Interludio

¿La factura la paga Moreno Valle?

Osea, que no hay manera de dispersar a los manifestantes que bloquean una autopista o que cierran abusivamente un centro comercial porque la fuerza pública, mal entrenada (y, sobre todo, mal reclutada porque se incorporan a las corporaciones individuos de muy dudosa solvencia), interviene a lo bestia y termina por matar a un adolescente o maltrata innecesariamente a personas que no tienen nada que ver.

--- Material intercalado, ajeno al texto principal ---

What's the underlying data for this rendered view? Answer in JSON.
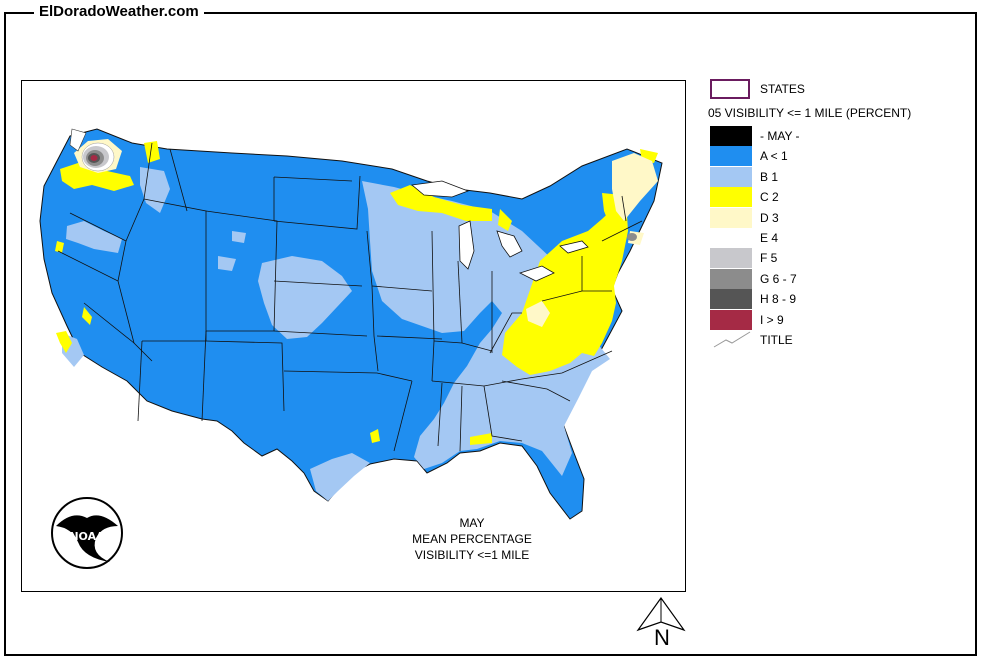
{
  "site": {
    "title": "ElDoradoWeather.com"
  },
  "map": {
    "title_lines": [
      "MAY",
      "MEAN PERCENTAGE",
      "VISIBILITY <=1 MILE"
    ],
    "logo_text": "NOAA"
  },
  "legend": {
    "states_label": "STATES",
    "heading": "05 VISIBILITY <= 1 MILE (PERCENT)",
    "items": [
      {
        "label": "- MAY -",
        "color": "#000000"
      },
      {
        "label": "A < 1",
        "color": "#1f8ef0"
      },
      {
        "label": "B 1",
        "color": "#a4c8f3"
      },
      {
        "label": "C 2",
        "color": "#ffff00"
      },
      {
        "label": "D 3",
        "color": "#fff8c8"
      },
      {
        "label": "E 4",
        "color": "#ffffff"
      },
      {
        "label": "F 5",
        "color": "#c8c8cc"
      },
      {
        "label": "G 6 - 7",
        "color": "#8c8c8c"
      },
      {
        "label": "H 8 - 9",
        "color": "#555555"
      },
      {
        "label": "I > 9",
        "color": "#a52a45"
      }
    ],
    "title_label": "TITLE"
  },
  "compass": {
    "letter": "N"
  }
}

El gobernador de Puebla tal vez no haya manejado debidamente el tema de Chalchihuapan donde, luego de que las versiones oficiales apuntaran que un menor de edad había muerto al ser impactado por un cohetón, resultó que la Comisión Nacional de Derechos Humanos determinó que al chico lo mató un proyectil utilizado por la policía (no fue una bala, sin embargo, sino, según parece, una granada de gas lacrimógeno que debía haberse usado como mandan los protocolos, a saber, disparada a cierta distancia y no directamente contra personas). Pero, más allá de las posibles torpezas u omisiones en las estrategias de comunicación, me parece excesiva la condena a un mandatario que, a contracorriente de tantos otros, pretendía tan sólo cumplir con la responsabilidad de poner orden. Y esto, en un país crecientemente amenazado, ahí sí, por la anarquía.

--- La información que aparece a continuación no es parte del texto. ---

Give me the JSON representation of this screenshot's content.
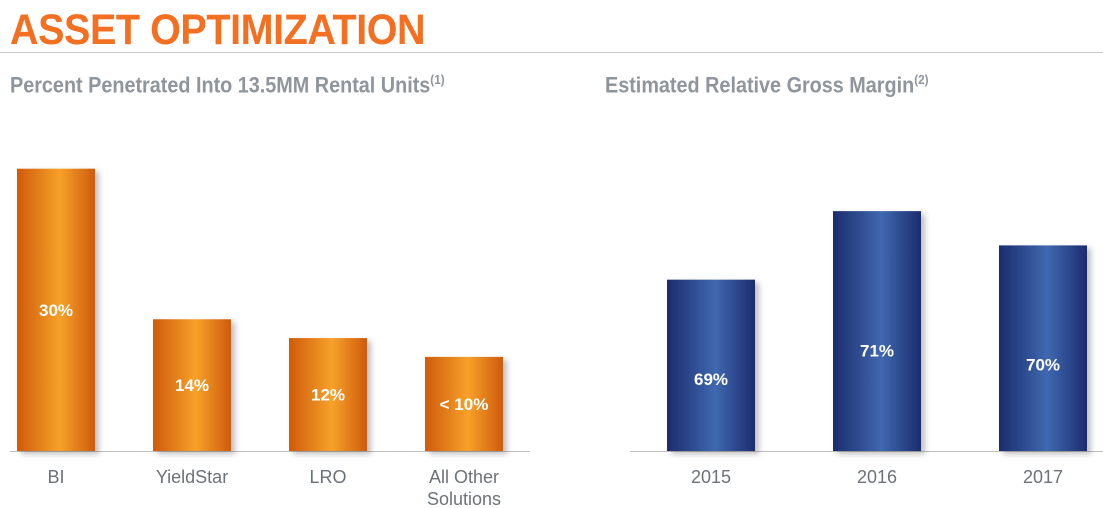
{
  "page": {
    "title": "ASSET OPTIMIZATION"
  },
  "chart_data": [
    {
      "type": "bar",
      "title": "Percent Penetrated Into 13.5MM Rental Units",
      "title_footnote": "(1)",
      "categories": [
        "BI",
        "YieldStar",
        "LRO",
        "All Other Solutions"
      ],
      "values": [
        30,
        14,
        12,
        10
      ],
      "data_labels": [
        "30%",
        "14%",
        "12%",
        "< 10%"
      ],
      "xlabel": "",
      "ylabel": "",
      "ylim": [
        0,
        30.5
      ],
      "grid": false,
      "colors": {
        "bar_dark": "#cf5a0c",
        "bar_light": "#f7a12a"
      }
    },
    {
      "type": "bar",
      "title": "Estimated Relative Gross Margin",
      "title_footnote": "(2)",
      "categories": [
        "2015",
        "2016",
        "2017"
      ],
      "values": [
        69,
        71,
        70
      ],
      "data_labels": [
        "69%",
        "71%",
        "70%"
      ],
      "xlabel": "",
      "ylabel": "",
      "ylim": [
        64,
        71.5
      ],
      "grid": false,
      "colors": {
        "bar_dark": "#1c2c6e",
        "bar_light": "#3f68b0"
      }
    }
  ]
}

Desafortunadamente, ahí están las consecuencias de la ineptitud, por no hablar de la brutalidad, de los esbirros: la muerte de un inocente, para empezar, pero también la perpetuación de esa blandura de unas autoridades que, ahora más que nunca, se resistirán a intervenir así sea que una turba de vándalos tome por asalto tiendas, locales y viviendas (como ha estado ocurriendo en las calles de Oaxaca con los agitadores de la CNTE). Sigamos pues como estamos.